Title: The young flowers are blowing toward the west

Fandom: mostly "Supernatural"

Disclaimer: not my characters; title from Browning.

Warnings: AU

Pairings: John/Mary

Rating: PG

Wordcount: 2100

Point of view: third

Notes: prequel to "You called me and I came home to your heart"

John was the first to realize that Dean's talent for taking things apart and making them better is an actual ability.

He visited the Starfleet Academy for Gifted Students without telling the boys. He hadn't seen Bruce Wayne, the principal, in almost twenty years, not since Clark introduced them at some party or other.

"John," Wayne said, shaking his hand with one of his polite smiles. "It's been a long time. I'm surprised to see you here."

"Yeah," John said gruffly. "I wouldn't be except my boy—he's got an ability."

Wayne nodded. "I see." A moment's pause and then he added, "Not surprising, considering your and Mary's strength."

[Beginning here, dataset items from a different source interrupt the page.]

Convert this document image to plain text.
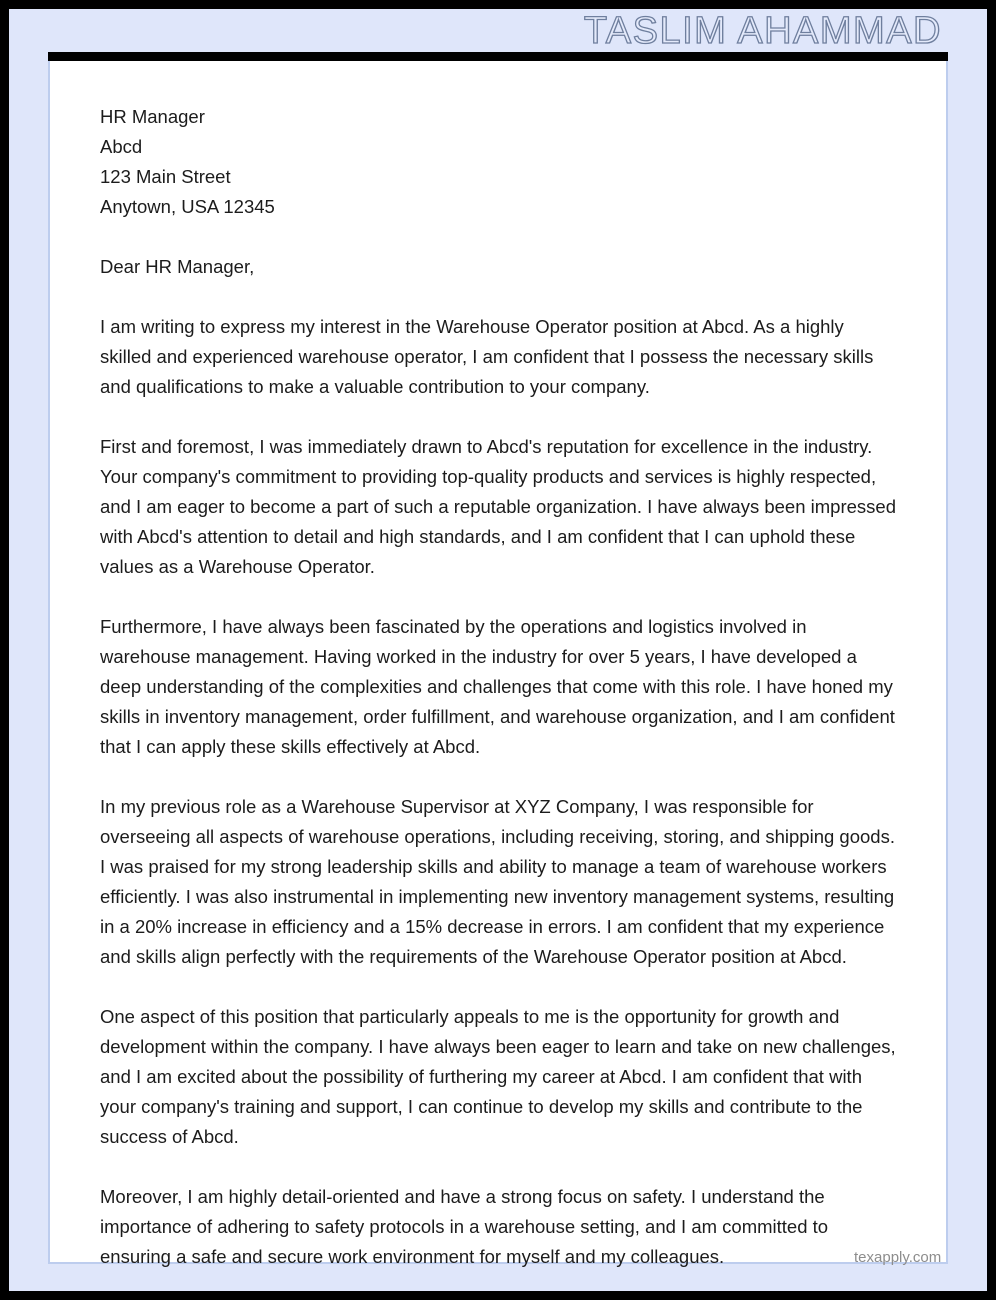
TASLIM AHAMMAD
HR Manager
Abcd
123 Main Street
Anytown, USA 12345

Dear HR Manager,

I am writing to express my interest in the Warehouse Operator position at Abcd. As a highly skilled and experienced warehouse operator, I am confident that I possess the necessary skills and qualifications to make a valuable contribution to your company.

First and foremost, I was immediately drawn to Abcd's reputation for excellence in the industry. Your company's commitment to providing top-quality products and services is highly respected, and I am eager to become a part of such a reputable organization. I have always been impressed with Abcd's attention to detail and high standards, and I am confident that I can uphold these values as a Warehouse Operator.

Furthermore, I have always been fascinated by the operations and logistics involved in warehouse management. Having worked in the industry for over 5 years, I have developed a deep understanding of the complexities and challenges that come with this role. I have honed my skills in inventory management, order fulfillment, and warehouse organization, and I am confident that I can apply these skills effectively at Abcd.

In my previous role as a Warehouse Supervisor at XYZ Company, I was responsible for overseeing all aspects of warehouse operations, including receiving, storing, and shipping goods. I was praised for my strong leadership skills and ability to manage a team of warehouse workers efficiently. I was also instrumental in implementing new inventory management systems, resulting in a 20% increase in efficiency and a 15% decrease in errors. I am confident that my experience and skills align perfectly with the requirements of the Warehouse Operator position at Abcd.

One aspect of this position that particularly appeals to me is the opportunity for growth and development within the company. I have always been eager to learn and take on new challenges, and I am excited about the possibility of furthering my career at Abcd. I am confident that with your company's training and support, I can continue to develop my skills and contribute to the success of Abcd.

Moreover, I am highly detail-oriented and have a strong focus on safety. I understand the importance of adhering to safety protocols in a warehouse setting, and I am committed to ensuring a safe and secure work environment for myself and my colleagues.	texapply.com
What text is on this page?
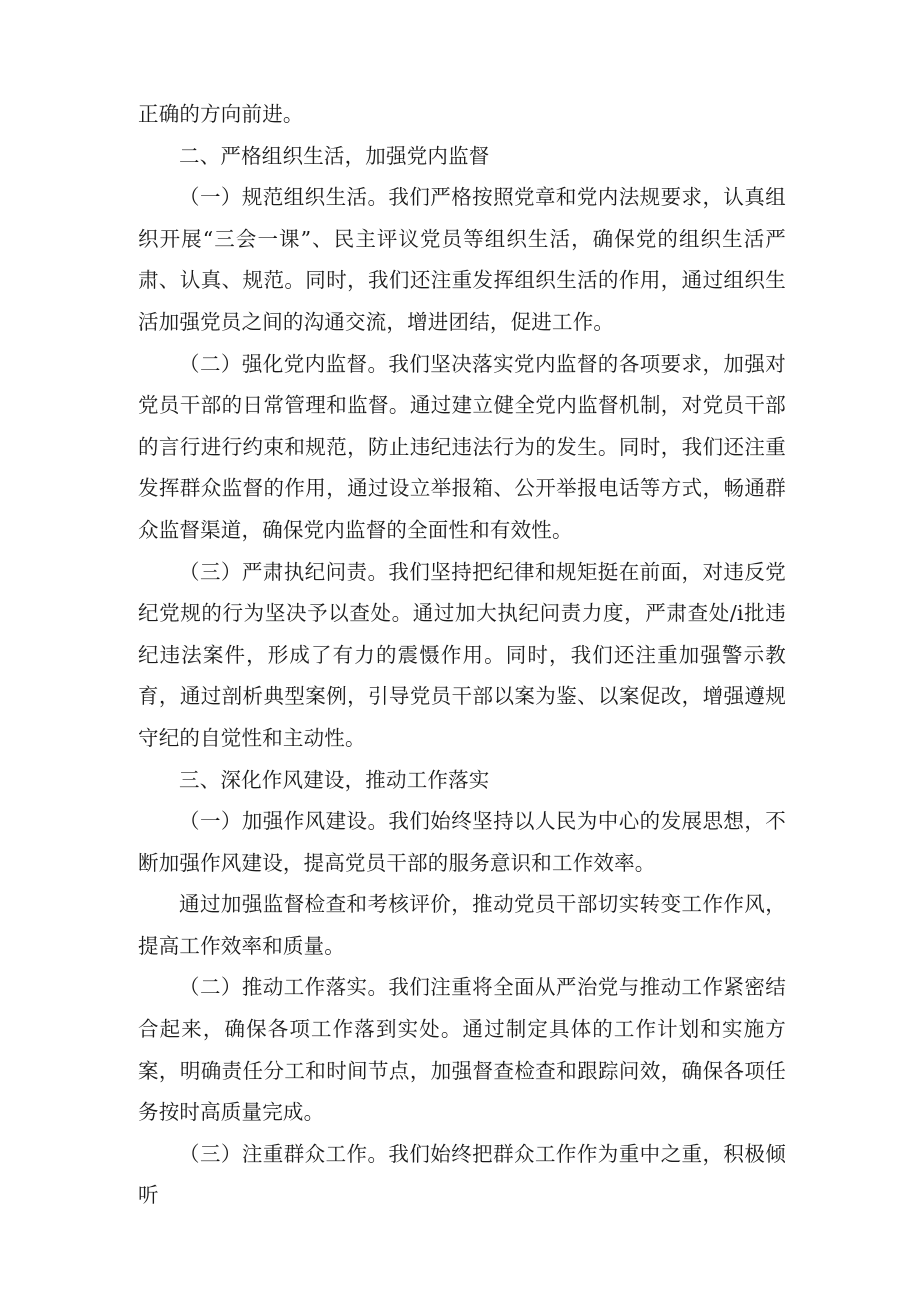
正确的方向前进。

二、严格组织生活，加强党内监督

（一）规范组织生活。我们严格按照党章和党内法规要求，认真组织开展“三会一课”、民主评议党员等组织生活，确保党的组织生活严肃、认真、规范。同时，我们还注重发挥组织生活的作用，通过组织生活加强党员之间的沟通交流，增进团结，促进工作。

（二）强化党内监督。我们坚决落实党内监督的各项要求，加强对党员干部的日常管理和监督。通过建立健全党内监督机制，对党员干部的言行进行约束和规范，防止违纪违法行为的发生。同时，我们还注重发挥群众监督的作用，通过设立举报箱、公开举报电话等方式，畅通群众监督渠道，确保党内监督的全面性和有效性。

（三）严肃执纪问责。我们坚持把纪律和规矩挺在前面，对违反党纪党规的行为坚决予以查处。通过加大执纪问责力度，严肃查处/i批违纪违法案件，形成了有力的震慑作用。同时，我们还注重加强警示教育，通过剖析典型案例，引导党员干部以案为鉴、以案促改，增强遵规守纪的自觉性和主动性。

三、深化作风建设，推动工作落实

（一）加强作风建设。我们始终坚持以人民为中心的发展思想，不断加强作风建设，提高党员干部的服务意识和工作效率。

通过加强监督检查和考核评价，推动党员干部切实转变工作作风，提高工作效率和质量。

（二）推动工作落实。我们注重将全面从严治党与推动工作紧密结合起来，确保各项工作落到实处。通过制定具体的工作计划和实施方案，明确责任分工和时间节点，加强督查检查和跟踪问效，确保各项任务按时高质量完成。

（三）注重群众工作。我们始终把群众工作作为重中之重，积极倾听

John looked him in the eyes. "I want Dean to learn control and responsibility, so when he's old enough, I'll send him here. And I'll be here too, Wayne. I'm sure you can find a job for me."

He smiled again, this time sincere. "Mary chose well, Winchester."

John said, "Thanks."

Wayne studied him silently for a moment. John waited him out.

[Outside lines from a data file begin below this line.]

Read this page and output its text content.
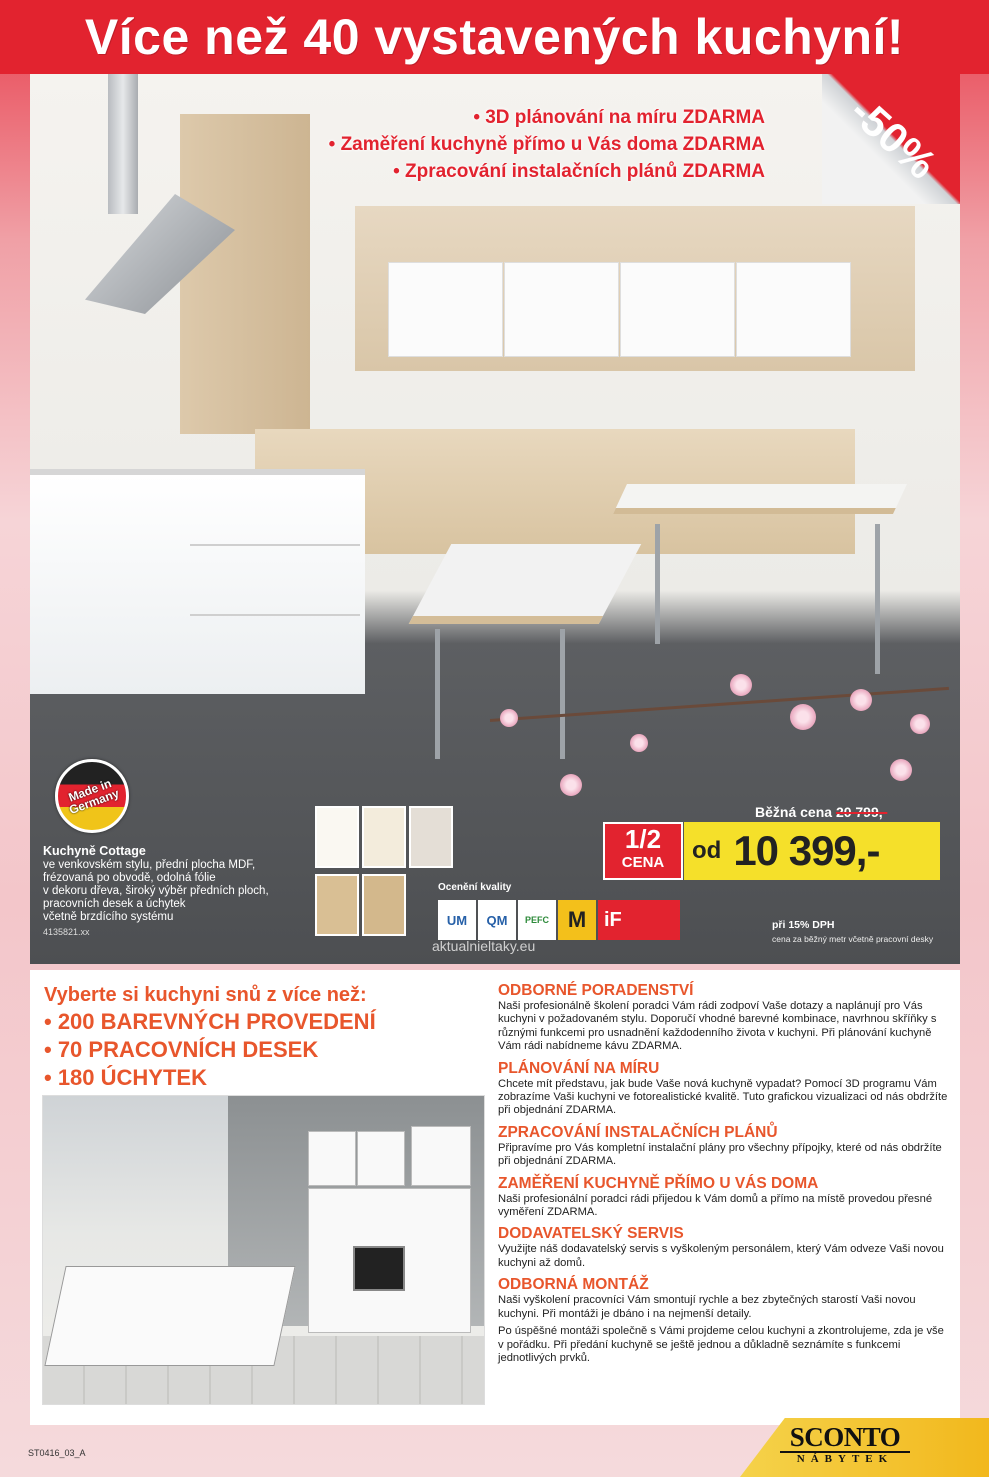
Více než 40 vystavených kuchyní!
-50%
• 3D plánování na míru ZDARMA
• Zaměření kuchyně přímo u Vás doma ZDARMA
• Zpracování instalačních plánů ZDARMA
Made in Germany
Kuchyně Cottage
ve venkovském stylu, přední plocha MDF,
frézovaná po obvodě, odolná fólie
v dekoru dřeva, široký výběr předních ploch,
pracovních desek a úchytek
včetně brzdícího systému
4135821.xx
Ocenění kvality
UM	QM	PEFC M iF
aktualnieltaky.eu
Běžná cena 20 799,-
1/2
CENA	od 10 399,-
při 15% DPH
cena za běžný metr včetně pracovní desky
Vyberte si kuchyni snů z více než:
• 200 BAREVNÝCH PROVEDENÍ
• 70 PRACOVNÍCH DESEK
• 180 ÚCHYTEK
ODBORNÉ PORADENSTVÍ
Naši profesionálně školení poradci Vám rádi zodpoví Vaše dotazy a naplánují pro Vás kuchyni v požadovaném stylu. Doporučí vhodné barevné kombinace, navrhnou skříňky s různými funkcemi pro usnadnění každodenního života v kuchyni. Při plánování kuchyně Vám rádi nabídneme kávu ZDARMA.
PLÁNOVÁNÍ NA MÍRU
Chcete mít představu, jak bude Vaše nová kuchyně vypadat? Pomocí 3D programu Vám zobrazíme Vaši kuchyni ve fotorealistické kvalitě. Tuto grafickou vizualizaci od nás obdržíte při objednání ZDARMA.
ZPRACOVÁNÍ INSTALAČNÍCH PLÁNŮ
Připravíme pro Vás kompletní instalační plány pro všechny přípojky, které od nás obdržíte při objednání ZDARMA.
ZAMĚŘENÍ KUCHYNĚ PŘÍMO U VÁS DOMA
Naši profesionální poradci rádi přijedou k Vám domů a přímo na místě provedou přesné vyměření ZDARMA.
DODAVATELSKÝ SERVIS
Využijte náš dodavatelský servis s vyškoleným personálem, který Vám odveze Vaši novou kuchyni až domů.
ODBORNÁ MONTÁŽ
Naši vyškolení pracovníci Vám smontují rychle a bez zbytečných starostí Vaši novou kuchyni. Při montáži je dbáno i na nejmenší detaily.
Po úspěšné montáži společně s Vámi projdeme celou kuchyni a zkontrolujeme, zda je vše v pořádku. Při předání kuchyně se ještě jednou a důkladně seznámíte s funkcemi jednotlivých prvků.
ST0416_03_A
SCONTO
NÁBYTEK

"From what I understand," he finally said quietly, "you could take away your son's ability. Make him as normal as you've always wished to be."

"Yeah," John agreed. "I could do that. But Mary told me once, a long time ago, that I'd come to a crossroad's of choice. That I'd have a chance to change things forever." He looked down at his clenched fists. "My boy has this ability for a reason and Mary saw something, so…" He shrugged. "Does he have a place here?"

Wayne nodded. "Do you want to start when he does?"

"That'd be best. Is there a place for younger kids?" John asked. "If Dean inherited, Sam did, too."

Wayne considered. "Clark has been after me to start something for children who manifest before puberty. I'll consider all the details and get back to you."

John nodded. "Thank you, Wayne." He stood and strode to the door.

"John," Wayne called. He didn't glance back as Wayne said, "You didn't have to pull away and vanish with her sons when Mary died. You had friends. You still do."

Sighing, John said, "I know. But who could I trust, Bruce?"

He opened the door and left without another word.


That night, John talked to Dean after supper while Sam splashed water all over the floor during his 'bath.'

"Son," he asked, interrupting Dean's clean-up of the kitchen. "What do you remember about your mother?"

Dean looked at him with wide eyes—John never mentioned Mary. "I…" he said. "I remember her hair. Her laugh. We… we danced around the kitchen and she told me angels watched over me every night and then kissed my forehead and called me love." He rubbed his eyes, flinching when he realized he had spaghetti sauce on his hand. "Why, Dad?"

"Your mother had an ability, Dean," he explained. "So do I." He held Dean's gaze. "And so do you."


As expected, Dean freaked the fuck out. John hadn't been an active part of the hero world in seven years, not since he took the boys and ran. Looking back, he knew he could have handled that better, but at the time he was too angry and frightened for the boys.

Someone had betrayed Mary and killed her. They almost killed Sammy. All John saw was a shadow, and he was too slow to catch it.

With distance, John realized that Mary must have known she'd die that night. Why she didn't take precautions, he still didn't understand.

He tried not to think that maybe she had taken precautions and failed.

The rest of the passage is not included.